Condomless Anal Sex Rising in U.S. MSM With or Without HIV Infection
From 2005 to 2014, condomless anal sex rose among U.S. men who have sex with men (MSM) with or without HIV infection. Neither serosorting nor use of antiretroviral therapy (ART) explained falling condom use in this study of almost 36,000 MSM, according to the study.
Condom use cuts the risk of HIV transmission approximately 70% in MSM who practice anal sex. The Centers for Disease Control and Prevention (CDC) and other health authorities recommend condoms to prevent transmission of HIV and other sexually transmitted infections. Some MSM prefer other strategies to avoid HIV transmission, including serosorting (having sex only with men of the same HIV status), seropositioning (practicing insertive or receptive anal sex depending on HIV status) and pre-exposure prophylaxis (PrEP). In addition, antiretroviral-treated MSM and their sex partners may believe condoms are unnecessary if ART has made HIV undetectable in the treated partner.

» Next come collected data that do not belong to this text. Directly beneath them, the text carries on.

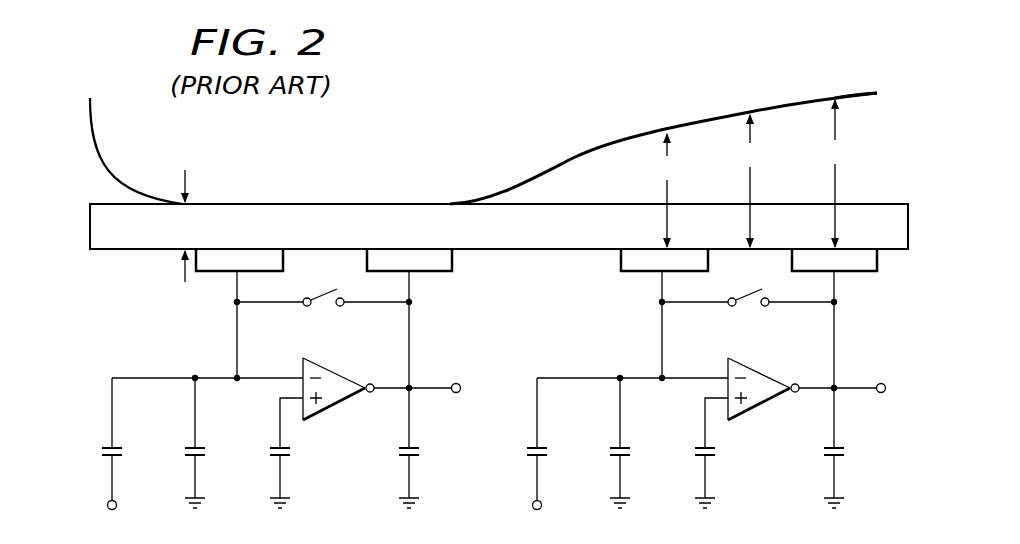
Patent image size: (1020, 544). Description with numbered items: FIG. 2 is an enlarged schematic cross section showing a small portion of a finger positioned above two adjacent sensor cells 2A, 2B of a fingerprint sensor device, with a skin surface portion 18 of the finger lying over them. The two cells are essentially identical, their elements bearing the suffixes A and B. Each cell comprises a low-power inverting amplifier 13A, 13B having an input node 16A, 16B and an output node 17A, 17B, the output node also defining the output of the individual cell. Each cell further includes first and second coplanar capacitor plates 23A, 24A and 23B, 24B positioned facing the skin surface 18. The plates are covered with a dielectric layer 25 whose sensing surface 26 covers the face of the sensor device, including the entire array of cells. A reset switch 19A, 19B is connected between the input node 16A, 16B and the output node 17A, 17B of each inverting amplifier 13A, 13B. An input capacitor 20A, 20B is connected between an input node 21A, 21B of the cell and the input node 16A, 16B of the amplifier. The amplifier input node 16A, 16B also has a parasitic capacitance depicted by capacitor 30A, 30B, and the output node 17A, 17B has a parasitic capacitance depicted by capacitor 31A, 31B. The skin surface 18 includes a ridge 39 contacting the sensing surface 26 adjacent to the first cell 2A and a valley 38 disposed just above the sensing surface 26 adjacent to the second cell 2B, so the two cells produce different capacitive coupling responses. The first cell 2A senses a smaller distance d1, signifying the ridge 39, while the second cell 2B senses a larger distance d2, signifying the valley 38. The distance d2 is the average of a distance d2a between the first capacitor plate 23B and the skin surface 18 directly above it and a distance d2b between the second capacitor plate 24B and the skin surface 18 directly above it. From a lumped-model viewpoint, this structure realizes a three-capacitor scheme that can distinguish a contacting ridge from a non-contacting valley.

The first cell 2A is at (130, 332).
The second cell 2B is at (678, 391).
The inverting amplifier 13A is at (333, 405).
The inverting amplifier 13B is at (748, 433).
The input node 16A is at (190, 383).
The input node 16B is at (632, 402).
The output node 17A is at (430, 390).
The output node 17B is at (843, 415).
The skin surface portion 18 is at (575, 157).
The reset switch 19A is at (327, 306).
The reset switch 19B is at (748, 323).
The input capacitor 20A is at (102, 455).
The input capacitor 20B is at (508, 439).
The input node of the cell 21A is at (106, 507).
The input node of the cell 21B is at (505, 518).
The first capacitor plate 23A is at (432, 272).
The first capacitor plate 23B is at (839, 348).
The second capacitor plate 24A is at (217, 272).
The second capacitor plate 24B is at (660, 313).
The dielectric layer 25 is at (90, 226).
The sensing surface 26 is at (880, 202).
The parasitic capacitor 30A is at (175, 455).
The parasitic capacitor 30B is at (591, 443).
The parasitic capacitor 31A is at (397, 455).
The parasitic capacitor 31B is at (805, 478).
The valley 38 is at (867, 80).
The ridge 39 is at (319, 200).
The distance d1 is at (184, 226).
The distance d2 is at (750, 181).
The distance d2a is at (835, 173).
The distance d2b is at (666, 190).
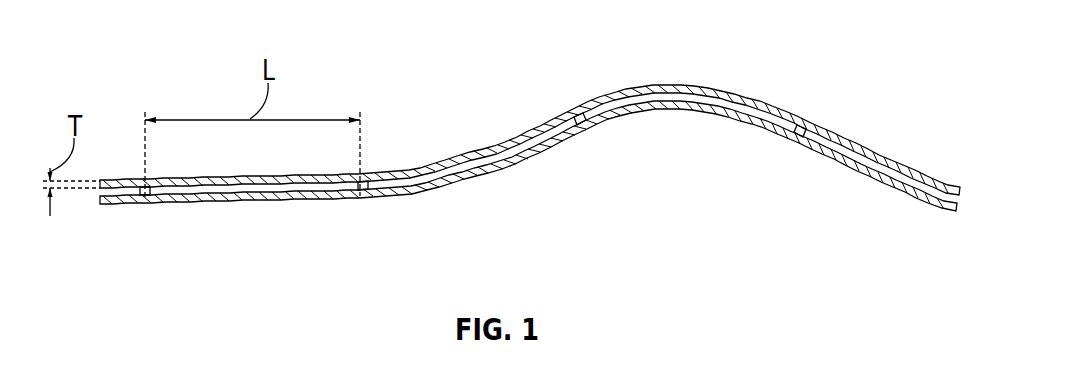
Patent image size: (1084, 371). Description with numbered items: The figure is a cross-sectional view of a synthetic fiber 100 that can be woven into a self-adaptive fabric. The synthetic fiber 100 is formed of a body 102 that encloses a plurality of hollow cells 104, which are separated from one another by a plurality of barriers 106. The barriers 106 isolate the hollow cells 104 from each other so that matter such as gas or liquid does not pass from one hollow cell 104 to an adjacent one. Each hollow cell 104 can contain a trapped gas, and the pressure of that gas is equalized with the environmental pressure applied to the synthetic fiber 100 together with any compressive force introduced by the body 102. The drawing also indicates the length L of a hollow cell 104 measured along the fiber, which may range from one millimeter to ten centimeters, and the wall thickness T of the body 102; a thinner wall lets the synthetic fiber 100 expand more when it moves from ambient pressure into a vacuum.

The synthetic fiber 100 is at (158, 46).
The body 102 is at (680, 84).
The hollow cells 104 is at (270, 200).
The barriers 106 is at (147, 196).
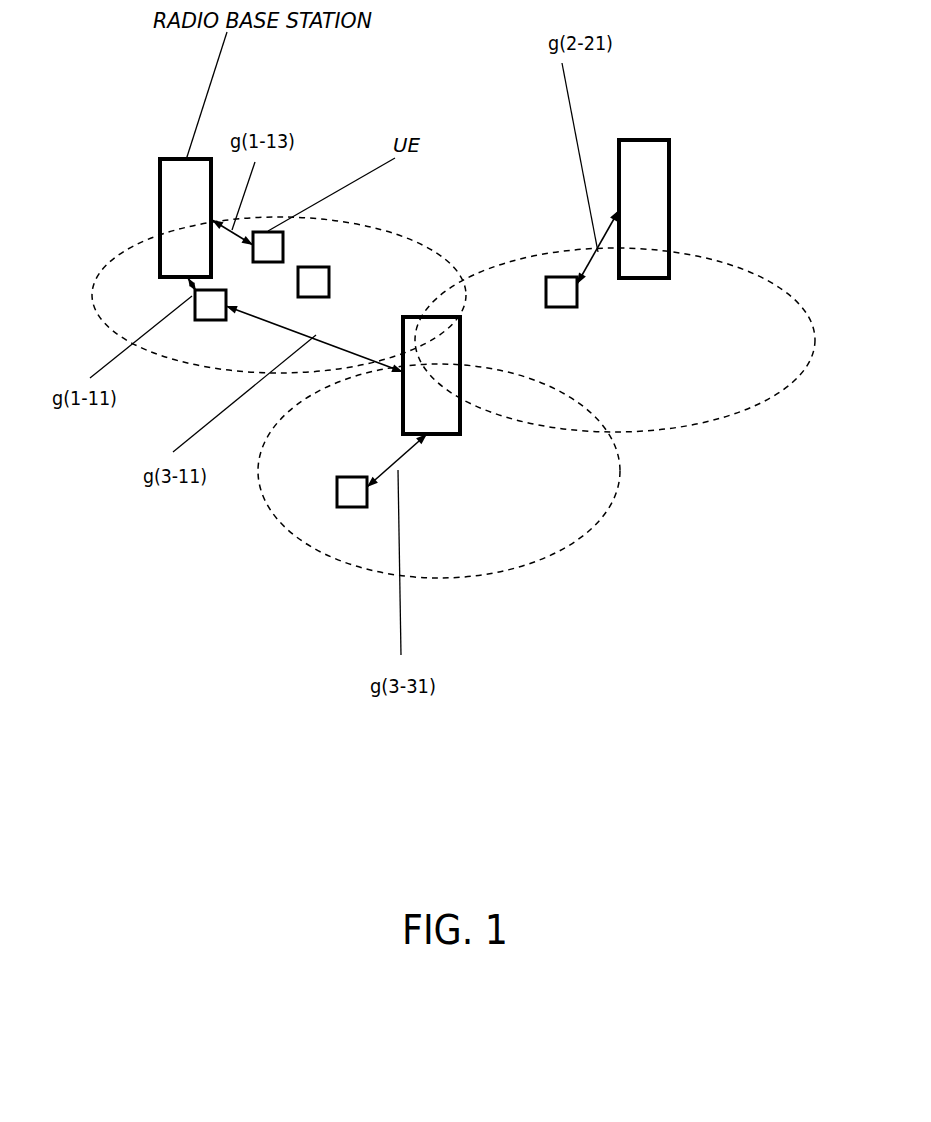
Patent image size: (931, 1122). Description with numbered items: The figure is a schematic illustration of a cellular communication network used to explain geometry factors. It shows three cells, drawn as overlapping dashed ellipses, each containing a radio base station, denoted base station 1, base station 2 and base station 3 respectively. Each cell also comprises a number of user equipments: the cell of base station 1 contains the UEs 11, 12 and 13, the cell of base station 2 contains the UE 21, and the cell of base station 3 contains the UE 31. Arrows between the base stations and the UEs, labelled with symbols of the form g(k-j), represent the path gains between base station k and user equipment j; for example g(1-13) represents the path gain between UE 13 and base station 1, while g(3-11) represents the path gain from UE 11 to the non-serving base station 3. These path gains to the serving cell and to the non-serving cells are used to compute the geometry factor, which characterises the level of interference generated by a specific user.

The base station 1 is at (185, 218).
The base station 2 is at (644, 209).
The base station 3 is at (431, 375).
The user equipment 11 is at (210, 305).
The user equipment 12 is at (313, 282).
The user equipment 13 is at (268, 247).
The user equipment 21 is at (561, 292).
The user equipment 31 is at (352, 492).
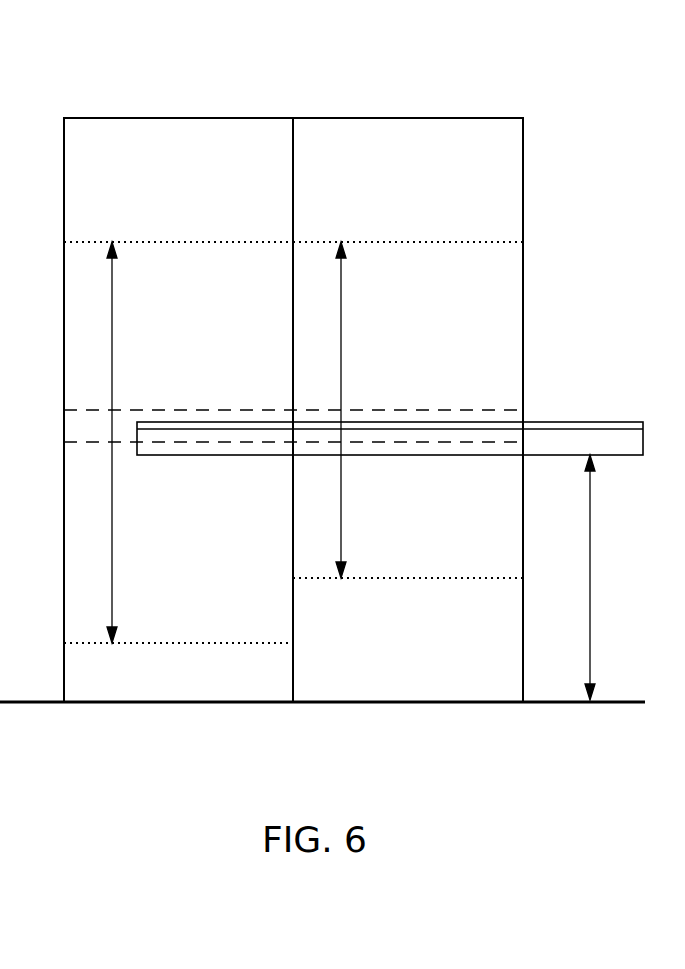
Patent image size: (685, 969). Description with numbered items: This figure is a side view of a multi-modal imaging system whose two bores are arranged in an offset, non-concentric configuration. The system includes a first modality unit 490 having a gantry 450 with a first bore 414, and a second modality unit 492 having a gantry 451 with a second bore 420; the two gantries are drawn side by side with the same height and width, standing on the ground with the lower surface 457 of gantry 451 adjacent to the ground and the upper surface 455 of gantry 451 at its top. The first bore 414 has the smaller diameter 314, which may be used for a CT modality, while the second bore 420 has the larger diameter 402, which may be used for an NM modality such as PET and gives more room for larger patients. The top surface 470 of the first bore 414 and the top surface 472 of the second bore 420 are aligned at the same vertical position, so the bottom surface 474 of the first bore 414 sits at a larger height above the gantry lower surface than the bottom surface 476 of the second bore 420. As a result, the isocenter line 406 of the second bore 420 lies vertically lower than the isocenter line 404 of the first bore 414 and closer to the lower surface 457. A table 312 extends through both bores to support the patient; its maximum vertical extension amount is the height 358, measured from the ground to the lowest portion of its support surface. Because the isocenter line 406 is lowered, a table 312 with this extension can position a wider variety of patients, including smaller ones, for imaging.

The table 312 is at (566, 422).
The diameter 314 is at (341, 306).
The height 358 is at (611, 636).
The diameter 402 is at (112, 306).
The isocenter line 404 is at (438, 410).
The isocenter line 406 is at (445, 444).
The first bore 414 is at (450, 578).
The second bore 420 is at (213, 643).
The gantry 450 is at (337, 118).
The gantry 451 is at (117, 118).
The upper surface 455 is at (85, 104).
The lower surface 457 is at (174, 718).
The top surface 470 is at (403, 242).
The top surface 472 is at (160, 242).
The bottom surface 474 is at (369, 578).
The bottom surface 476 is at (126, 643).
The first modality unit 490 is at (433, 118).
The second modality unit 492 is at (212, 118).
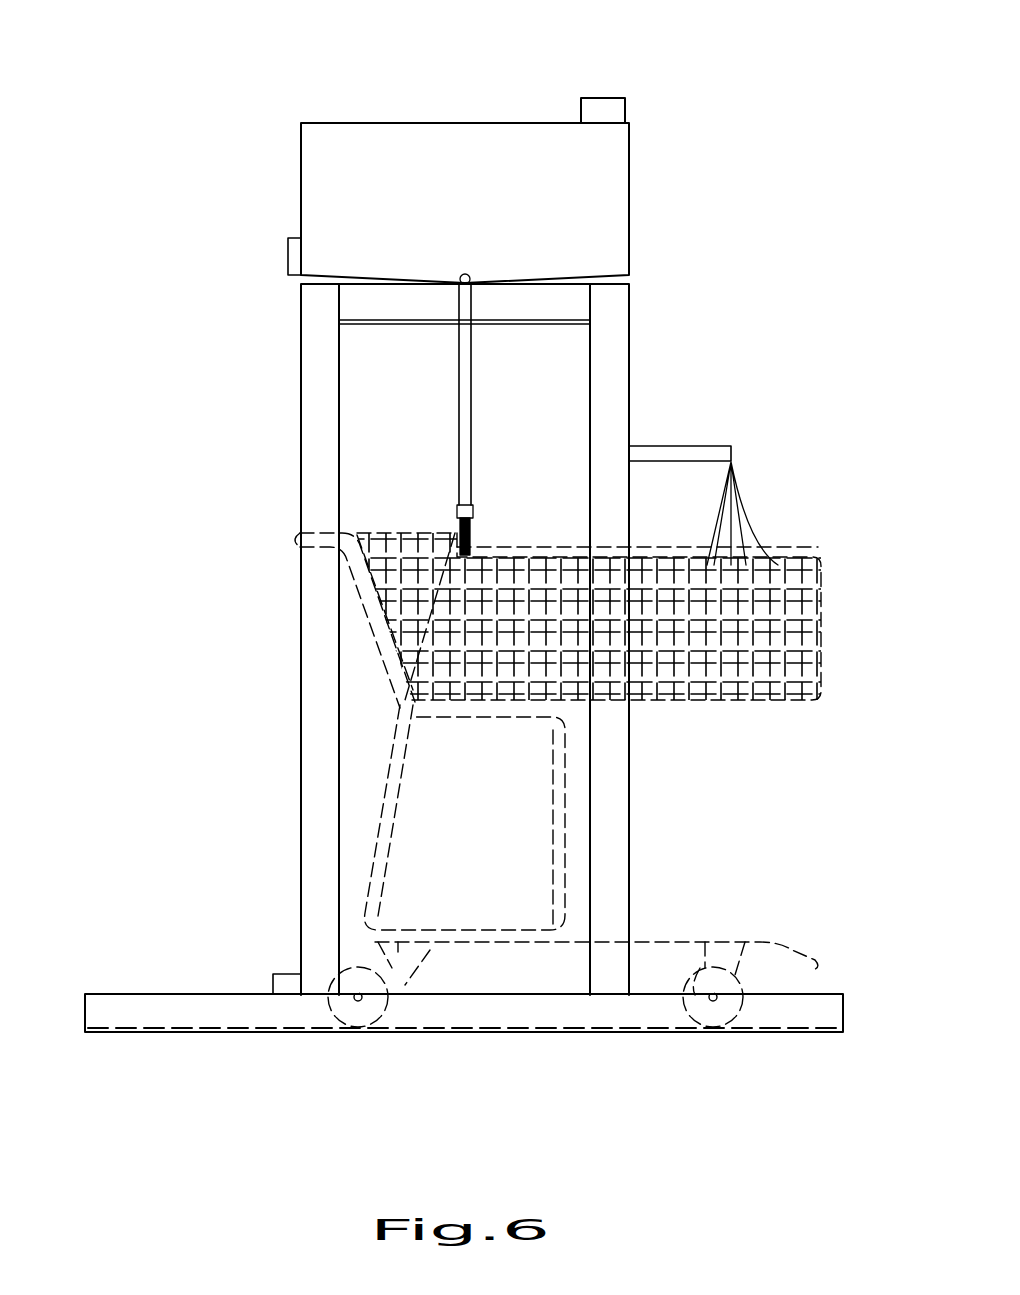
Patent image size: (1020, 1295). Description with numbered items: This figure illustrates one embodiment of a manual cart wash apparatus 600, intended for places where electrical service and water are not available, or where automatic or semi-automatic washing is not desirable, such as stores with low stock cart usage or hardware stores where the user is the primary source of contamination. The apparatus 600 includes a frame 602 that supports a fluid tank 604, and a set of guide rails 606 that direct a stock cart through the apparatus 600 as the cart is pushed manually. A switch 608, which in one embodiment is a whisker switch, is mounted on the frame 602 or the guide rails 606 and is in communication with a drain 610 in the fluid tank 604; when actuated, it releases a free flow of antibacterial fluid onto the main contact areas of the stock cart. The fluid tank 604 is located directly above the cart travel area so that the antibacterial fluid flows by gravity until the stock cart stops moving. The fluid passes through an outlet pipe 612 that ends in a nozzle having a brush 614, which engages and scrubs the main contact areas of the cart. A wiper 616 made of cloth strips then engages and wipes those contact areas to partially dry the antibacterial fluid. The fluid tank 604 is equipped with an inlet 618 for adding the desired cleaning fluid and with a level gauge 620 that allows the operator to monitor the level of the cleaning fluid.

The manual cart wash apparatus 600 is at (222, 540).
The frame 602 is at (318, 807).
The fluid tank 604 is at (597, 177).
The guide rails 606 is at (135, 1010).
The switch 608 is at (278, 990).
The drain 610 is at (465, 274).
The outlet pipe 612 is at (472, 400).
The brush 614 is at (458, 520).
The wiper 616 is at (740, 524).
The inlet 618 is at (603, 98).
The level gauge 620 is at (288, 258).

CDC investigators conducted this study to chart trends in condom use among HIV-positive and negative U.S. men from 2005 to 2014 in four successive cross-sectional studies. The analysis also aimed to determine whether ART or seroadaptive strategies (serosorting or seropositioning) explain changes in condom use.
Using data from cross-sectional surveys of MSM in 21 U.S. cities in 2005, 2008, 2011 and 2014, the study included all MSM who had a male sex partner in the past 12 months. Variables of interest for this analysis were self-reported HIV status, HIV status of the last anal sex partner, condom use with that partner and insertive or receptive position with that partner. The researchers considered a report of sex with an HIV-concordant partner as a proxy for serosorting.
Among 5371 HIV-positive men interviewed, proportions that practiced condomless anal sex rose from 34.2% in the 2005 cross-sectional survey to 37.3% in 2008, to 39.8% in 2011 and to 44.5% in 2014, a significant increase (P < .001). Proportions of HIV-positive MSM reporting concordant condomless anal sex climbed from 19.0% in 2005 to 25.4% in 2014 (P < .001), while proportions reporting discordant condomless anal sex rose from 15.0% in 2005 to 19.0% in 2014 (P < .001). These significant increases in condomless anal sex did not vary by ART use.
Among 30,547 HIV-negative men, proportions reporting condomless anal sex rose significantly from 28.7% in 2005 to 32.8% in 2008, to 34.7% in 2011 and to 40.5% in 2014 (P < .001). As with HIV-positive men, HIV-negative men reported increases in both concordant condomless anal sex (from 21.2% in 2005 to 27.4% in 2014, P < .001) and discordant condomless anal sex (from 7.6% in 2005 to 13.1% in 2014, P < .001). Across all study years, 41% of HIV-negative MSM had an HIV-discordant partner (37% with a partner of unknown HIV status and 4% with a known HIV-positive partner).
In the HIV-positive group, HIV-discordant receptive condomless anal sex increased over the years (from 6.8% in 2005 to 10.6% in 2014, P < .001), but discordant insertive condomless anal sex did not change significantly. In the HIV-negative group, rates HIV-discordant condomless insertive and receptive anal sex increased over the years (from 4.2% to 7.0% for insertive, and from 3.4% to 6.1% for receptive, P < .001 for both).
Among HIV-negative MSM, PrEP use rose from 0.5% in 2011 to 3.5% in 2014. Excluding PrEP users from the analyses did not affect increasing rates of concordant or discordant condomless anal sex.
The researchers believe their data "suggest that condom use decreased among MSM and that the trends are not explained by serosorting or ART." They add that other factors not explored in this study, such as changing social norms, may explain rising rates of condomless sex in these men. The CDC team called for continued promotion of condoms and increased PrEP access "to ensure that the benefits of ART in reducing transmission of HIV are not undermined."